Liquefied natural gas terminal in the United States

Lake Charles LNG (former name: Trunkline LNG as import terminal) is a liquefied natural gas export terminal proposed in Lake Charles, Louisiana, United States. It is owned by the subsidiary of Energy Transfer. Together with Royal Dutch Shell there was a plan to build a 15 million tons per year liquefaction plant to the terminal to allow LNG export. The existing Lake Charles LNG import and regasification terminal has approximately 430,000 cubic meters of above ground LNG storage capacity, two deep water docks capable of handling ships with up to 217,000 cubic meters of capacity, and a deep-water turning basin.

As Trunkline LNG, The Phase I expansion included a second ship berth and a new LNG storage tank that increased terminal storage capacity to 9 Gcuft, and was placed in service on April 5, 2006. Trunkline LNG completed the Phase II terminal expansion in early July 2006, increasing sustained sendout capacity to 1.8 Gcuft/d and peak sendout capacity to 2.1 Gcuft/d.

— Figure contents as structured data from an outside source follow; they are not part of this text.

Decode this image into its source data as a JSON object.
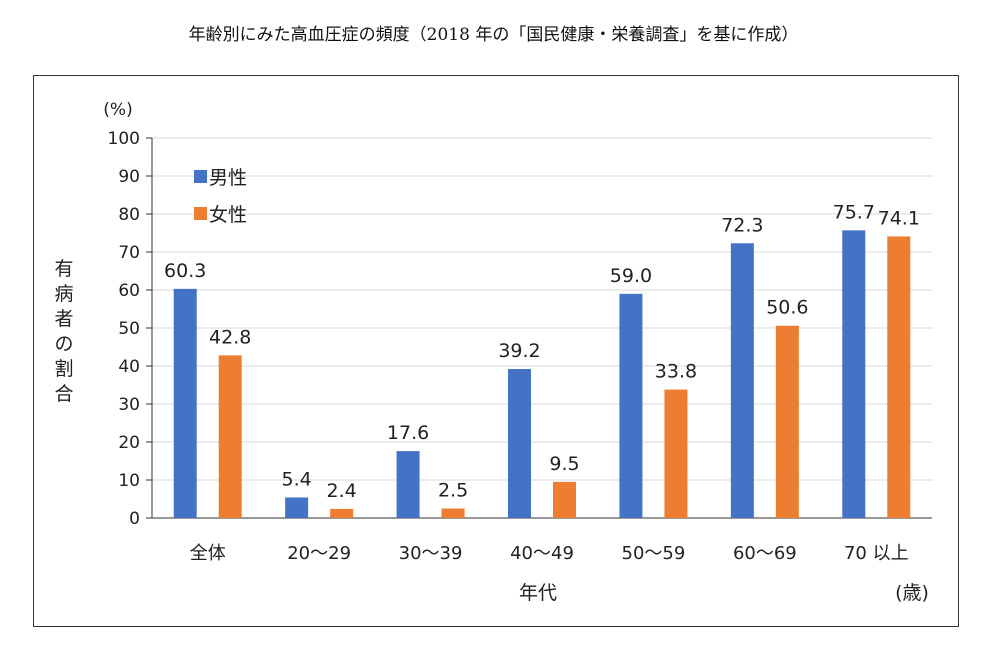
{
  "chart_data": {
    "type": "bar",
    "title": "年齢別にみた高血圧症の頻度（2018 年の「国民健康・栄養調査」を基に作成）",
    "ylabel": "有病者の割合",
    "yunit": "(%)",
    "xlabel": "年代",
    "xunit": "(歳)",
    "ylim": [
      0,
      100
    ],
    "yticks": [
      0,
      10,
      20,
      30,
      40,
      50,
      60,
      70,
      80,
      90,
      100
    ],
    "grid": true,
    "legend_position": "top-left",
    "categories": [
      "全体",
      "20〜29",
      "30〜39",
      "40〜49",
      "50〜59",
      "60〜69",
      "70 以上"
    ],
    "series": [
      {
        "name": "男性",
        "color": "#4472C4",
        "values": [
          60.3,
          5.4,
          17.6,
          39.2,
          59.0,
          72.3,
          75.7
        ]
      },
      {
        "name": "女性",
        "color": "#ED7D31",
        "values": [
          42.8,
          2.4,
          2.5,
          9.5,
          33.8,
          50.6,
          74.1
        ]
      }
    ]
  }
}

The Phase II expansion also included the construction of unloading capabilities at the terminal's second dock.

According to Energy Transfer's website, the LNG project would have converted Energy Transfer's existing Lake Charles LNG import and regasification terminal into an LNG liquefaction and export facility utilizing existing infrastructure. The project was fully permitted by the Federal Energy Regulatory Commission for three 5.5 MPTA liquefaction trains, which will utilize existing infrastructure.

On December 18, 2025, Energy Transfer announced the decision to suspend development of Lake Charles LNG. “Energy Transfer management has determined that its continued development of the project is not warranted … but remains open to discussions with third parties who may have an interest in developing the project,” the company said.